Lee Karla C L, Lipscomb Victoria J, Lamb Christopher R, Gregory Susan P, Guitian Javier, Brockman Daniel J
Department of Veterinary Clinical Sciences, The Royal Veterinary College, University of London, North Mymms, Hertfordshire AL9 7TA, UK.
J Am Vet Med Assoc. 2006 Oct 1;229(7):1122-9. doi: 10.2460/javma.229.7.1122.
To determine whether hepatic portal vascularity, as assessed by intraoperative mesenteric portovenography (IMP), is related to outcome in dogs undergoing attenuation of single congenital portosystemic shunts (CPSSs).
Retrospective case series.
45 dogs, each with a single CPSS, in which IMP was performed before and after temporary complete occlusion of the shunting vessel and that underwent complete (17 dogs) or partial (28 dogs) CPSS attenuation (surgery 1).
Medical records were reviewed for signalment, clinical history, and bile acids stimulation test results. Intrahepatic portal vessel (IPV) opacification in pre- and postocclusion portovenograms was graded to determine whether the degree of opacification was correlated with the degree of shunt attenuation, clinical or biochemical factors, or long-term clinical outcome. In 17 of 28 dogs that had partial CPSS attenuation, these procedures were subsequently repeated (surgery 2) to achieve complete (14 dogs) or further partial (3 dogs) CPSS attenuation.
Compared with preattenuation findings, IPV opacification increased significantly after partial or complete CPSS attenuation. The degree of IPV opacification before and after CPSS occlusion (surgery 1) was greater in dogs that tolerated complete versus partial CPSS attenuation and was correlated positively with age. The degree of IPV opacification following CPSS occlusion (surgery 1) was maximal in all dogs without encephalopathy and was correlated negatively with follow-up preprandial serum bile acids concentrations and positively with clinical improvement.

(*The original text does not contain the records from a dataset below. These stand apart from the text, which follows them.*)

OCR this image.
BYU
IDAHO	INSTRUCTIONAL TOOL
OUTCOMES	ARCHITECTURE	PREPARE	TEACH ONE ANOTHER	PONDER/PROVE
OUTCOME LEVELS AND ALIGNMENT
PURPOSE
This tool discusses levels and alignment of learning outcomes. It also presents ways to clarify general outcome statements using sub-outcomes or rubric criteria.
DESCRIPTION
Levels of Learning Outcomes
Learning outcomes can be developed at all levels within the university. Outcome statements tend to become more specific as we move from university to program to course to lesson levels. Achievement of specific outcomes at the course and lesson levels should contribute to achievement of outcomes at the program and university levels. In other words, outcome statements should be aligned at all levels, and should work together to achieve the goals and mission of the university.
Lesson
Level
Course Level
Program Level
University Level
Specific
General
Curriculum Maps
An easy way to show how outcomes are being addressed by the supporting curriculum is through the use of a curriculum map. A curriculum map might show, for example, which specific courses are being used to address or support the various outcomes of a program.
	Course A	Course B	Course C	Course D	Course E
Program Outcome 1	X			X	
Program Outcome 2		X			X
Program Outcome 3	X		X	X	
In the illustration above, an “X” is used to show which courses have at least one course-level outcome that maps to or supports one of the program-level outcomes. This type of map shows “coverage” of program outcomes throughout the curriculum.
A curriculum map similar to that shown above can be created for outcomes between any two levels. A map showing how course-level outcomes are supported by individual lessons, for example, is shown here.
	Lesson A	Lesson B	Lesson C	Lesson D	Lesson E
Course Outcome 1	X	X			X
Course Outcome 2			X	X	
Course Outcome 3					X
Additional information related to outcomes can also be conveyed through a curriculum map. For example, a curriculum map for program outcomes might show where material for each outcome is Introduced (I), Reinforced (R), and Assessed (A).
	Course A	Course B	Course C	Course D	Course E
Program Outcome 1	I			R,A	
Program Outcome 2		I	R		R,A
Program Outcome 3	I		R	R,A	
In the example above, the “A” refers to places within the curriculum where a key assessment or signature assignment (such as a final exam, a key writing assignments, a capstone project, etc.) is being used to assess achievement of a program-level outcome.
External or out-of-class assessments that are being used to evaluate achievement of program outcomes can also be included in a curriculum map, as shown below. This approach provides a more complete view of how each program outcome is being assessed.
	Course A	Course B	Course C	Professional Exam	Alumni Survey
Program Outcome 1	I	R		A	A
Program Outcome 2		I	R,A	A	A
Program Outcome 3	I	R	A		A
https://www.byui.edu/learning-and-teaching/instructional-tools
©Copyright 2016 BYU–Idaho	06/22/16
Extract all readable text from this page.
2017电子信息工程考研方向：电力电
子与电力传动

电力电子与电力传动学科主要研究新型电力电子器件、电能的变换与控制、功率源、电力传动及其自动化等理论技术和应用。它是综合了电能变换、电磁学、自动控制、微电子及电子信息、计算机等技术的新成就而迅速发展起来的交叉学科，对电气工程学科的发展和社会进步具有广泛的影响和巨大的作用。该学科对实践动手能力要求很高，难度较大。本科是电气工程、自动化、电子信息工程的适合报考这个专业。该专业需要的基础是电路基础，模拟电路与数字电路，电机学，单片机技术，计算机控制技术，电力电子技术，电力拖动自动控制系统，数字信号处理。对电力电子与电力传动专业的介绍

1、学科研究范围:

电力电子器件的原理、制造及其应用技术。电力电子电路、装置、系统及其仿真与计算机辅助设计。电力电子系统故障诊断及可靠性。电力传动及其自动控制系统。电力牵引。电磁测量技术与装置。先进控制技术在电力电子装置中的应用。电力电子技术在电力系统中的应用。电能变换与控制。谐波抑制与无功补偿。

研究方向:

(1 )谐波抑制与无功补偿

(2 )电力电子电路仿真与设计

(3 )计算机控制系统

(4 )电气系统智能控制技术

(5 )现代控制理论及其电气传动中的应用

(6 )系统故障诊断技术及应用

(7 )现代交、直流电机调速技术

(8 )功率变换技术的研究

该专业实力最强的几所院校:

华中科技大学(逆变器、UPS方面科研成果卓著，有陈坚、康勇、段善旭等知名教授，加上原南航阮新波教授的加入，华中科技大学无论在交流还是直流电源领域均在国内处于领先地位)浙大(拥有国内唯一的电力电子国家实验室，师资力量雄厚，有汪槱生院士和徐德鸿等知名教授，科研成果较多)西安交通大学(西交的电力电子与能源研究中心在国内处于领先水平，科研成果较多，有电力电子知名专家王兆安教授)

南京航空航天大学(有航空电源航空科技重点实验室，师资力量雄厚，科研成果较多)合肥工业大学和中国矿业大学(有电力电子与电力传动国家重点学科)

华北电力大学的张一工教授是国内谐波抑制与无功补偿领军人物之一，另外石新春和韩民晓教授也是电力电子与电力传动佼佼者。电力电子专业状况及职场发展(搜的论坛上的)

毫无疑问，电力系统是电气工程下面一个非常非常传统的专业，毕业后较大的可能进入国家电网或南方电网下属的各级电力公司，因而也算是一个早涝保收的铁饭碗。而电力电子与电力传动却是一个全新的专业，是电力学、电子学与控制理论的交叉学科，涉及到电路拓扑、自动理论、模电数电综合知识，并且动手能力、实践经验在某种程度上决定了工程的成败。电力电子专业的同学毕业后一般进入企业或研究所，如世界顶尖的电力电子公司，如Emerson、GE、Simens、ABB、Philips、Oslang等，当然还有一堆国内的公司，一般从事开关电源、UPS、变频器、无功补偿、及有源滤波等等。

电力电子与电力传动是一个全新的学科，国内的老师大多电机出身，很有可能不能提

Data suggest that IMP can be used to assess changes in IPV blood flow and help predict outcome following attenuation of single CPSSs in dogs.
通过术中肠系膜门静脉造影(IMP)评估肝门静脉血管情况,确定其是否与接受单一先天性门体分流(CPSS)减状手术的犬只的预后相关。
回顾性病例系列研究。
45只患有单一CPSS的犬只,在分流血管临时完全闭塞前后均进行了IMP检查,并接受了完全(17只犬)或部分(28只犬)CPSS减状手术(第一次手术)。
查阅病历,了解动物的特征、临床病史和胆汁酸刺激试验结果。对闭塞前后门静脉造影中肝内门静脉(IPV)的显影情况进行分级,以确定显影程度是否与分流减状程度、临床或生化因素或长期临床预后相关。在28只接受部分CPSS减状手术的犬只中,有17只随后重复了这些步骤(第二次手术),以实现完全(14只犬)或进一步部分(3只犬)的CPSS减状。
与减状手术前的结果相比,部分或完全CPSS减状后IPV显影明显增加。在耐受完全减状与部分减状的犬只中,CPSS闭塞(第一次手术)前后的IPV显影程度更高,且与年龄呈正相关。在所有无脑病的犬只中,CPSS闭塞(第一次手术)后的IPV显影程度最大,且与随访时的空腹血清胆汁酸浓度呈负相关,与临床改善呈正相关。
数据表明,IMP可用于评估IPV血流变化,并有助于预测犬只单一CPSS减状后的预后。